LE TÉLÉTRAVAIL : DES RÈGLES IMMÉDIATES S’IMPOSENT.



FO a demandé un comité technique extraordinaire sur le télétravail.

Pour mémoire, le CASVP refusait le télétravail au motif que son organisation et ses missions ciblées sur le public imposaient une présence de tous les instants sur sites.

FO invoquait d’autres raisons et prenait nombre d’exemples où à la ville de Paris, les agents travaillaient à distance nonobstant un accueil du public. Le CASVP restait totalement hermétique à nos revendications. Le Service organisation informatique (SOI) dont les missions s’harmonisaient parfaitement avec le télétravail a dû recourir par trois fois à la grève sans pour autant faire bouger d’un iota le CASVP et les responsables de ce service.

         UNE PANDÉMIE SURVIENT ET CHASSE CES RÉTICENCES, CES PRÉJUGÉS…

Ô Ironie de l’histoire ! C’est le SOI qui dès le 17 ou 18 mars 2020 date du confinement obligatoire qui est un des premiers services en télétravail. Ce qui était impossible et impensable hier est aujourd’hui accepté spontanément par le CASVP. Que de temps perdu !

          CONSTAT ACTUEL

Plus de 1500 accès VPN et 450 ordinateurs vont être livrés d’ici la fin du mois de juin 2020. Le télétravail, une nouvelle façon de travailler dans les mois et les années qui suivent.

Le CASVP pris au dépourvu et restant très longtemps sur ses positions n’a pas été préparé à une massification du travail à distance. D’où ces nombreux couacs et ratés successifs dont les agents ont été les premières victimes.

Le Coronavirus a changé la donne. Désormais, un monde nouveau estampillé « télétravail » ne pourra plus faire les frais d’un « non catégorique », la covid-19 est passée par là et il faut s’adapter et surtout créer de nouvelles règles.

                        UN CADRE NORMATIF, DES POINTS DE REPÈRES….

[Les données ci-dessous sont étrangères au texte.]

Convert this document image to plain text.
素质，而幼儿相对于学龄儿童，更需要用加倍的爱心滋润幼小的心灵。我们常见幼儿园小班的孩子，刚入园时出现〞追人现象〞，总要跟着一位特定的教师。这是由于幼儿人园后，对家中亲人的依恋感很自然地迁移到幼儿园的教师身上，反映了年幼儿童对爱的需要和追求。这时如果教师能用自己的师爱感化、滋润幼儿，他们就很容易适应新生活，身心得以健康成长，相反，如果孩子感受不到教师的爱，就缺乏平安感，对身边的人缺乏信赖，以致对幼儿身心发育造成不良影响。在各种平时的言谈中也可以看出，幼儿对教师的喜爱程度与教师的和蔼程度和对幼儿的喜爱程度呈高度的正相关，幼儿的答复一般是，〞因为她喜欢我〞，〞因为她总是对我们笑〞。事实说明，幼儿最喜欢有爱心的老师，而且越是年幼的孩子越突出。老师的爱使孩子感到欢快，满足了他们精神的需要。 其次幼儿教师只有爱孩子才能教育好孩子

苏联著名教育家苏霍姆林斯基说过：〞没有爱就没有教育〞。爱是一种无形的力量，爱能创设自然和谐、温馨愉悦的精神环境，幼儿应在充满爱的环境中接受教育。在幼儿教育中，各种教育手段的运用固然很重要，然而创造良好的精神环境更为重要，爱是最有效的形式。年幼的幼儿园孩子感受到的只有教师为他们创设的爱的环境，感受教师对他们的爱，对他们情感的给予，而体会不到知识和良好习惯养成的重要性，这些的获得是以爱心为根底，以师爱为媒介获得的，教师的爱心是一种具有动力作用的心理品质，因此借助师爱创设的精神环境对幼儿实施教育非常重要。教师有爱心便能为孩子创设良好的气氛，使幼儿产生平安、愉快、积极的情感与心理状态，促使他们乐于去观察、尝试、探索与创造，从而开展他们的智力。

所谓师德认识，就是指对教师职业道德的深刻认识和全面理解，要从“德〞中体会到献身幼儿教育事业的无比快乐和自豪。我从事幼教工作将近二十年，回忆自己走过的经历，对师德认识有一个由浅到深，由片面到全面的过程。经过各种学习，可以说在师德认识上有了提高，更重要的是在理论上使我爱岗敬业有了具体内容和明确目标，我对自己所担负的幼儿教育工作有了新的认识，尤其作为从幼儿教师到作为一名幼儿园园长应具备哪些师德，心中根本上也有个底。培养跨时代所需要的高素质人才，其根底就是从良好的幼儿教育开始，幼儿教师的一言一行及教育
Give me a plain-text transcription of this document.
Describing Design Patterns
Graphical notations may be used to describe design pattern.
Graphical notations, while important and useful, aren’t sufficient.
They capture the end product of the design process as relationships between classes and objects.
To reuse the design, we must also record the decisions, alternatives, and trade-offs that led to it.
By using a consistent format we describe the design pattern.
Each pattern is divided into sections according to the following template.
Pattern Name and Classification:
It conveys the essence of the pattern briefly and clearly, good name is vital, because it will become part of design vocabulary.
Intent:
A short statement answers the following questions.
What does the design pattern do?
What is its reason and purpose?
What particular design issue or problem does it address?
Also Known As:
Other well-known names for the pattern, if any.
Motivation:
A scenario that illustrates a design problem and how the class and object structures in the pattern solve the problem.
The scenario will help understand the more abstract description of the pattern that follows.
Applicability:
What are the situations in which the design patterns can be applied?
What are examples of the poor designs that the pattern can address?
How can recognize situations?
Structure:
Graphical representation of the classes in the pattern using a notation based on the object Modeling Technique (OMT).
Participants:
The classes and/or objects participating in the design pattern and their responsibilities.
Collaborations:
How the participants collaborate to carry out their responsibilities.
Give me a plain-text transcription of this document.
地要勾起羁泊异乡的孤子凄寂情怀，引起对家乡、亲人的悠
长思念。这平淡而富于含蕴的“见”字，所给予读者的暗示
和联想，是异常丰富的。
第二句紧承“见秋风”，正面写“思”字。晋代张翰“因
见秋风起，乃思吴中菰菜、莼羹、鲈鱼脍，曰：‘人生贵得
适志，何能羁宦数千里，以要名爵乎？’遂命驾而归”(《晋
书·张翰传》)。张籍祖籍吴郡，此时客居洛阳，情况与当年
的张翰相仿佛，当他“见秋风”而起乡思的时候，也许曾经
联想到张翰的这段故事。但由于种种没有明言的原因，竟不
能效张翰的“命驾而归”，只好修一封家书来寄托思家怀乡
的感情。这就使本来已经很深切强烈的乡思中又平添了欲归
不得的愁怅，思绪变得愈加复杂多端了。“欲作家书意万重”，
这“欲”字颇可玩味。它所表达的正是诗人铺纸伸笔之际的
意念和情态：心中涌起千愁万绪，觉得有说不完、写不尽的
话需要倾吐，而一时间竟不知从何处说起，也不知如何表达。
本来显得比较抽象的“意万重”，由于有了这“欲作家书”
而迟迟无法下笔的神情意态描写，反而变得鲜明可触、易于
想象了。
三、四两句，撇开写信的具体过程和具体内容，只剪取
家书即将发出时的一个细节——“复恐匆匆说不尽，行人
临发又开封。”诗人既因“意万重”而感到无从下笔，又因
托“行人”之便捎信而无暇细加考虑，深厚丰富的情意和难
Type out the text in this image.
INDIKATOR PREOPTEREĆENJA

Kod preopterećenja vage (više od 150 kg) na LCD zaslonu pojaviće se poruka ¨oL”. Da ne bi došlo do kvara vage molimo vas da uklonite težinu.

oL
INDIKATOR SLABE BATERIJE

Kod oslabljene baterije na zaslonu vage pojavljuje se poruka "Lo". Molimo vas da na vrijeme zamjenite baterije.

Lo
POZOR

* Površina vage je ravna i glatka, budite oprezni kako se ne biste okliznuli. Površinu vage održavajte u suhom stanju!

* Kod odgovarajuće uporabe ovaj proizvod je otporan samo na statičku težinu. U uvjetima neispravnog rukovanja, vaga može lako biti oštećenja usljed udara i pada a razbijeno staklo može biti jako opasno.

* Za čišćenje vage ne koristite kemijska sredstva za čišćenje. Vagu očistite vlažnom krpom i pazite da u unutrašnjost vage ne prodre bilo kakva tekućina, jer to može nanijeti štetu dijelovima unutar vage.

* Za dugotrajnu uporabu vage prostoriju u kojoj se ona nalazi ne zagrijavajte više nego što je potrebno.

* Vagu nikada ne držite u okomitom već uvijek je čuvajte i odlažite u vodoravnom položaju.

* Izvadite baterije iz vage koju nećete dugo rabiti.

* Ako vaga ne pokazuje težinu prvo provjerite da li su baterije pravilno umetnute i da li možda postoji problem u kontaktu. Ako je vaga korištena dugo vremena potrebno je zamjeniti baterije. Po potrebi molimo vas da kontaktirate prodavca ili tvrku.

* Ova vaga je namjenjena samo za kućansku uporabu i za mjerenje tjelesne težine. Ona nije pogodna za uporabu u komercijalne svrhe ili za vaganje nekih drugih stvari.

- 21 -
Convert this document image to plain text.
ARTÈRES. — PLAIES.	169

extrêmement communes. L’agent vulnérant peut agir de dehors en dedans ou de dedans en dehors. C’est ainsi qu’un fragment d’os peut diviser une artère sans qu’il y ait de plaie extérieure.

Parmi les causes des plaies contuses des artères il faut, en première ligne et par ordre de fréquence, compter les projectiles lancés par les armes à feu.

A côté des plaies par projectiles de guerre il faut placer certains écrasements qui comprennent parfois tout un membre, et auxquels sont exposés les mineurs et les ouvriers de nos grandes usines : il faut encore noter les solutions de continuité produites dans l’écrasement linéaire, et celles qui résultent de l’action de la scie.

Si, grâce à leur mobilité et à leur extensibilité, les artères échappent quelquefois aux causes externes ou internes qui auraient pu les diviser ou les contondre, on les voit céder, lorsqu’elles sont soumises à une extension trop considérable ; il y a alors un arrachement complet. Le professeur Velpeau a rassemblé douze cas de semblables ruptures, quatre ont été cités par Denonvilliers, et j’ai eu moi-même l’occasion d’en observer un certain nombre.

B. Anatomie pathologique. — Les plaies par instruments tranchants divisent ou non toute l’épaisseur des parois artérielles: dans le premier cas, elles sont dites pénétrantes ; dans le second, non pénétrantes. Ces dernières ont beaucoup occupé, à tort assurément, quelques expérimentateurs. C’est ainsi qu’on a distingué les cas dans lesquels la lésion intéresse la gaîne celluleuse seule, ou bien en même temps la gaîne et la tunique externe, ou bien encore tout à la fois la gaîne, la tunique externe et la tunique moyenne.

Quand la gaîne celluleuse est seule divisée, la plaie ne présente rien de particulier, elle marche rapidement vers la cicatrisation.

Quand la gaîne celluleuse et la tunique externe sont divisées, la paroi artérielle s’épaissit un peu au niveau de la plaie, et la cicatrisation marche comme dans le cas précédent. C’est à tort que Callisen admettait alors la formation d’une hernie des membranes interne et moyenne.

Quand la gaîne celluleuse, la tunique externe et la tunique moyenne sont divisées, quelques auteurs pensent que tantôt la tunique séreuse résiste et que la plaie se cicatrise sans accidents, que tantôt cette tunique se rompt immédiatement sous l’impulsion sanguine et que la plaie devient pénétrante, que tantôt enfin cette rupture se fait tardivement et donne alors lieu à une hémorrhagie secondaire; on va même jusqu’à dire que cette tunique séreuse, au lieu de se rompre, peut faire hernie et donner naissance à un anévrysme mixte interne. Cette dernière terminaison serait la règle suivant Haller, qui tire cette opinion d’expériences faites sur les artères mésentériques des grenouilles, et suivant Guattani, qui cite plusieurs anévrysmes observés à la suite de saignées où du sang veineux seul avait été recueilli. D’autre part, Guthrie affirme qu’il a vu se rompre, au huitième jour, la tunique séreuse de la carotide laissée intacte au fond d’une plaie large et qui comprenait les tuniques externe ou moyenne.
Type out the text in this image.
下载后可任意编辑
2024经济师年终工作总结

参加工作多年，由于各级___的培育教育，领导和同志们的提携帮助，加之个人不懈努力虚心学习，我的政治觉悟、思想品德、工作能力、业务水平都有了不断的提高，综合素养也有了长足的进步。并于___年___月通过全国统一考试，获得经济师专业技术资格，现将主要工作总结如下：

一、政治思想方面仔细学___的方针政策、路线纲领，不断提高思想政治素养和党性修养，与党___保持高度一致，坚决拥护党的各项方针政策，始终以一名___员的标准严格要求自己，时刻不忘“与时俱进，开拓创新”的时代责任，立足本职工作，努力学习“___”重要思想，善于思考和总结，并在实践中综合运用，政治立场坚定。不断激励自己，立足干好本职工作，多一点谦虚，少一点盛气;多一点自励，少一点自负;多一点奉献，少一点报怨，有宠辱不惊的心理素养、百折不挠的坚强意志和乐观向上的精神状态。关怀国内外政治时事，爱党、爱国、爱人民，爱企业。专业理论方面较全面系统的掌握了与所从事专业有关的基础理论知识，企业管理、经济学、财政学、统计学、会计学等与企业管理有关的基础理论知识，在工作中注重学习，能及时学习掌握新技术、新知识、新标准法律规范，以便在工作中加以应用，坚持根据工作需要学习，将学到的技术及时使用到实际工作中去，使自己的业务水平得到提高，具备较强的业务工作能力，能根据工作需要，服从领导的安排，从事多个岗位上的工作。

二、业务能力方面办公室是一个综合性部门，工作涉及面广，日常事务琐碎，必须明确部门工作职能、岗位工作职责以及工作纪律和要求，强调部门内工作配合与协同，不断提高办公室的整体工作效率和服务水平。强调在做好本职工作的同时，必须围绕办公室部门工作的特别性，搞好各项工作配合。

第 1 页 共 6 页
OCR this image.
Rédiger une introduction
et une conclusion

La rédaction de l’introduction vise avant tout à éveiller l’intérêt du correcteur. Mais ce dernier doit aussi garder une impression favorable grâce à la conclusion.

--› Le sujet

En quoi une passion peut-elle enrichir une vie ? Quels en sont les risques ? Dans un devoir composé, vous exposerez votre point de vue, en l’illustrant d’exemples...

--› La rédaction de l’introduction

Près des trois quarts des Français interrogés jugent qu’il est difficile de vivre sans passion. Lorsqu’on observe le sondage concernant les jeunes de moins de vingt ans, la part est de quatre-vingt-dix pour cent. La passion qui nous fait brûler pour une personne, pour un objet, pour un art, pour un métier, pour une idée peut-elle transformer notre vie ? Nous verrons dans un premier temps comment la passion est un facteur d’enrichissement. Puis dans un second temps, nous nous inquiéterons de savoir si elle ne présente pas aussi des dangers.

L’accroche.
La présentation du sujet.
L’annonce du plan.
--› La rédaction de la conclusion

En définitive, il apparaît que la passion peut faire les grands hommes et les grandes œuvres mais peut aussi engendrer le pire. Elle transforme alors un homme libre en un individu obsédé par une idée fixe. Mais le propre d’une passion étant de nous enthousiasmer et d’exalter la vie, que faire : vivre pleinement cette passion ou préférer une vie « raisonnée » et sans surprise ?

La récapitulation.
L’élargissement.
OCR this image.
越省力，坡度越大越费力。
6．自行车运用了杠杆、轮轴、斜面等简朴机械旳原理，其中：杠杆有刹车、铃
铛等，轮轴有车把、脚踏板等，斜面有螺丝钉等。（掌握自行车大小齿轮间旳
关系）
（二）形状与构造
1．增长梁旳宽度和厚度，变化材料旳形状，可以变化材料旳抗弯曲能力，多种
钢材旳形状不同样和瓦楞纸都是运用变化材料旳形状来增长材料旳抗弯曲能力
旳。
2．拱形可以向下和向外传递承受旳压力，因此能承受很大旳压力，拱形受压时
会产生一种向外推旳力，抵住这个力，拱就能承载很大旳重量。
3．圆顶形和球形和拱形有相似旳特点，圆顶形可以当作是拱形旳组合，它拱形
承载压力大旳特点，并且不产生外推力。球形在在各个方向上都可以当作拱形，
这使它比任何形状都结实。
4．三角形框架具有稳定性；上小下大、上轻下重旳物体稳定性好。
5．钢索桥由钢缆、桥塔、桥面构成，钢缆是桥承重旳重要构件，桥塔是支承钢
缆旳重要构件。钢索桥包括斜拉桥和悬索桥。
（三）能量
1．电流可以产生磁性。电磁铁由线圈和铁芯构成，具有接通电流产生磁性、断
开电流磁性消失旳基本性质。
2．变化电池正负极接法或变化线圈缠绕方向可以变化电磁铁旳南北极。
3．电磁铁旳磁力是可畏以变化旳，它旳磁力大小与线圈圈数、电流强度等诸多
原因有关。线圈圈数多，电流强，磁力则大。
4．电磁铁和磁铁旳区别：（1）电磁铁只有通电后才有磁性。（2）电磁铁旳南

Le télétravail fera sans aucun doute l’objet d’un nouveau schéma organisationnel et doit, à cet égard, s’inscrire dans une structure pérenne et s’articuler autour de règles claires et précises :

  •             Frais de télécommunication (connexion au réseau téléphonique, abonnement internet)
  • Frais variables liés à l’utilisation d’un local privé (électricité, chauffage, climatisation…)
  • Frais des consommables (cartouche d’encre, papier, fournitures diverses, PC, téléphone, imprimante…)
  • Frais liés à l’utilisation d’un local privé (loyer, charges…)
  • Frais d’adaptation au télétravail (achat matériel téléphonique, informatique, accessoires divers…)
  • Les horaires précis, le droit à la déconnexion, la protection des données, l’aménagement du lieu de travail,
  • ….
     
    Le télétravail est entré dans les mœurs au sein de notre administration. Le CASVP ne peut plus freiner ou répondre par la négative aux demandes de travail à distance. Même si la présence sur sites est indispensable dans certaines occurrences, le télétravail constituera un substitut nullement négligeable et salutaire à bien des égards.
     
    Enfin, pour finir, la prime dite d’investissement de 330 euros qui normalement devait être versée aux agents en présentiel, en télétravail ou assimilé sera, somme toute, attribuée qu’à 1/3 des effectifs. FO demandait 1000 euros conformément au décret du 14 mai 2020.
LES REMERCIEMENTS, LES LOUANGES, LES SATISFECIT…, BREF, LA LOGHORRÉE HABITUELLE DONT LES AGENTS SONT REPUS DEPUIS TANT D’ANNÉES, ABSOLVENT COMPLÈTEMENT LES MÉFAITS DE CETTE CRISE ÉCONOMIQUE SANS PRÉCÉDENT DEPUIS 1945.
 
COMBIEN DE NOS AGENTS CONNAÎTRONT DES FIN DE MOIS TRÈS DIFFICILES ALORS QUE LA VILLE DE PARIS DISPOSE D’UN BUDGET DE 9 MILLIARDS D’EUROS ? SURRÉALISTE NON !
 
PIS ENCORE, SEULE LA VILLE DE PARIS EST L’INITIATRICE DU VERSEMENT DE CETTE PRIME À QUELQUES CENTAINES D’AGENTS INSTAURANT DE FAIT UN ANTAGONISME ET UNE DISCRIMINATION SANS QUE LE CASVP ÉMETTE UN SON DIFFÉRENT ET IN FINE VALIDE CETTE MESURE TOTALEMENT INIQUE.
 

 

jeudi 4 juin 2020

DÉCLARATION FO AU COMITÉ TECHNIQUE DU 9 JUIN 2020.



Madame la Présidente,

La prime exceptionnelle de 1000 euros conformément au décret du 14 mai 2020 concerne tous les agents dans le cadre de cette crise sanitaire qu’ils soient en présentiel, en télétravail ou assimilé. (Courrier FO en date du 22 mai 2020 à l’adjointe au maire chargée des ressources humaines).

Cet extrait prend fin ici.